Dcn. Blasi said taking a day to remember and honor veterans is important.

“When a person signs the dotted line to join a service, it is a blank check to the public for the value up to and often including their own life,” he said. “That is an important thing to remember. That is what Veterans Day is about.”

Dcn. Blasi is a transitional deacon for the Diocese of Salina. He anticipates being ordained a priest in 2017.

Seminary sandwiches military service

Among some of the last drafted to serve in Korea, Fr. Norbert Dlabal served two years for the U.S. Army infantry while he was taking a break from his seminary studies.

“I knew getting drafted was inevitable because I was at the upper edge of the age bracket,” said the priest, who is pastor of Our Lady of Perpetual Help Parish in Goodland. “It didn’t bother me; I accepted it.”

The draft led to his basic training at Fort Riley followed by a stretch in South Korea in the early ’60s.

Although he was taking a break from formal seminary studies, his unit was in need of someone to help minister to the troops, so he offered.

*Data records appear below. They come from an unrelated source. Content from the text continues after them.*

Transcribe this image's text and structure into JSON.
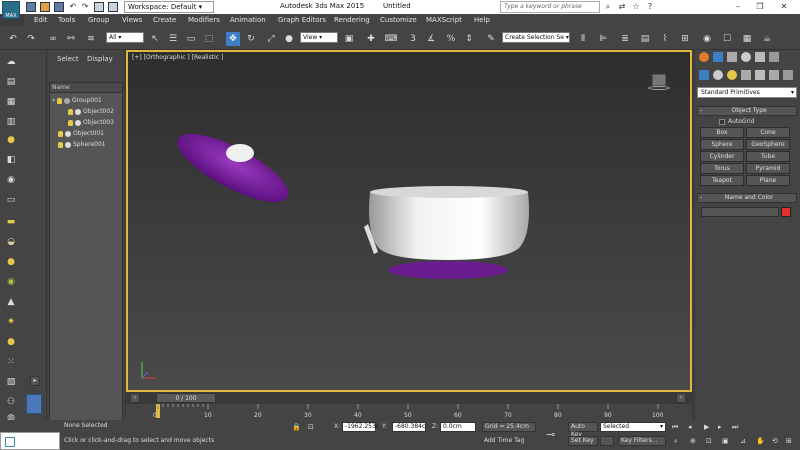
{
  "titlebar": {
    "workspace": "Workspace: Default",
    "app_title": "Autodesk 3ds Max  2015",
    "doc_title": "Untitled",
    "search_placeholder": "Type a keyword or phrase",
    "logo_text": "MAX"
  },
  "menu": [
    "Edit",
    "Tools",
    "Group",
    "Views",
    "Create",
    "Modifiers",
    "Animation",
    "Graph Editors",
    "Rendering",
    "Customize",
    "MAXScript",
    "Help"
  ],
  "toolbar": {
    "selection_filter": "All",
    "ref_coord": "View",
    "selection_set": "Create Selection Se"
  },
  "explorer": {
    "tabs": [
      "Select",
      "Display"
    ],
    "header": "Name",
    "items": [
      {
        "label": "Group001",
        "indent": 0,
        "expanded": true
      },
      {
        "label": "Object002",
        "indent": 1
      },
      {
        "label": "Object003",
        "indent": 1
      },
      {
        "label": "Object001",
        "indent": 0
      },
      {
        "label": "Sphere001",
        "indent": 0
      }
    ]
  },
  "viewport": {
    "label": "[+] [Orthographic ] [Realistic ]"
  },
  "timeline": {
    "slider_label": "0 / 100",
    "ticks": [
      "0",
      "10",
      "20",
      "30",
      "40",
      "50",
      "60",
      "70",
      "80",
      "90",
      "100"
    ]
  },
  "command_panel": {
    "category": "Standard Primitives",
    "object_type_title": "Object Type",
    "autogrid_label": "AutoGrid",
    "primitives": [
      "Box",
      "Cone",
      "Sphere",
      "GeoSphere",
      "Cylinder",
      "Tube",
      "Torus",
      "Pyramid",
      "Teapot",
      "Plane"
    ],
    "name_color_title": "Name and Color",
    "color_swatch": "#e03030"
  },
  "status": {
    "selection": "None Selected",
    "prompt": "Click or click-and-drag to select and move objects",
    "x_label": "X:",
    "x_value": "-1962.253c",
    "y_label": "Y:",
    "y_value": "-680.384c",
    "z_label": "Z:",
    "z_value": "0.0cm",
    "grid": "Grid = 25.4cm",
    "add_time_tag": "Add Time Tag",
    "auto_key": "Auto Key",
    "auto_key_value": "Selected",
    "set_key": "Set Key",
    "key_filters": "Key Filters..."
  },
  "colors": {
    "viewport_border": "#e0b83c",
    "active_tool": "#3d7fc4",
    "purple_object": "#7a1e9e"
  }
}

“I assisted the chaplain in providing religious services and other needs to the personnel,” he said.

His assignment was with occupation forces south of the Demilitarized Zone.

“I was still pretty young and needed to grow,” Fr. Dlabal said. “It certainly introduced me to another part of the world.

“It was a good growing and learning experience. You learn discipline and to sacrifice your own desires, preference and plans for those around you.”

Once his service was complete in 1962, Fr. Dlabal said he took a little more time before returning to the seminary and completing his theological degree. He was ordained a priest in 1972.

Celebrating and honoring Veterans Day is essential, he said.

“It gives people the chance to reflect on important matters — matters of justice and peace and the horrible reality of war,” Fr. Dlabal said.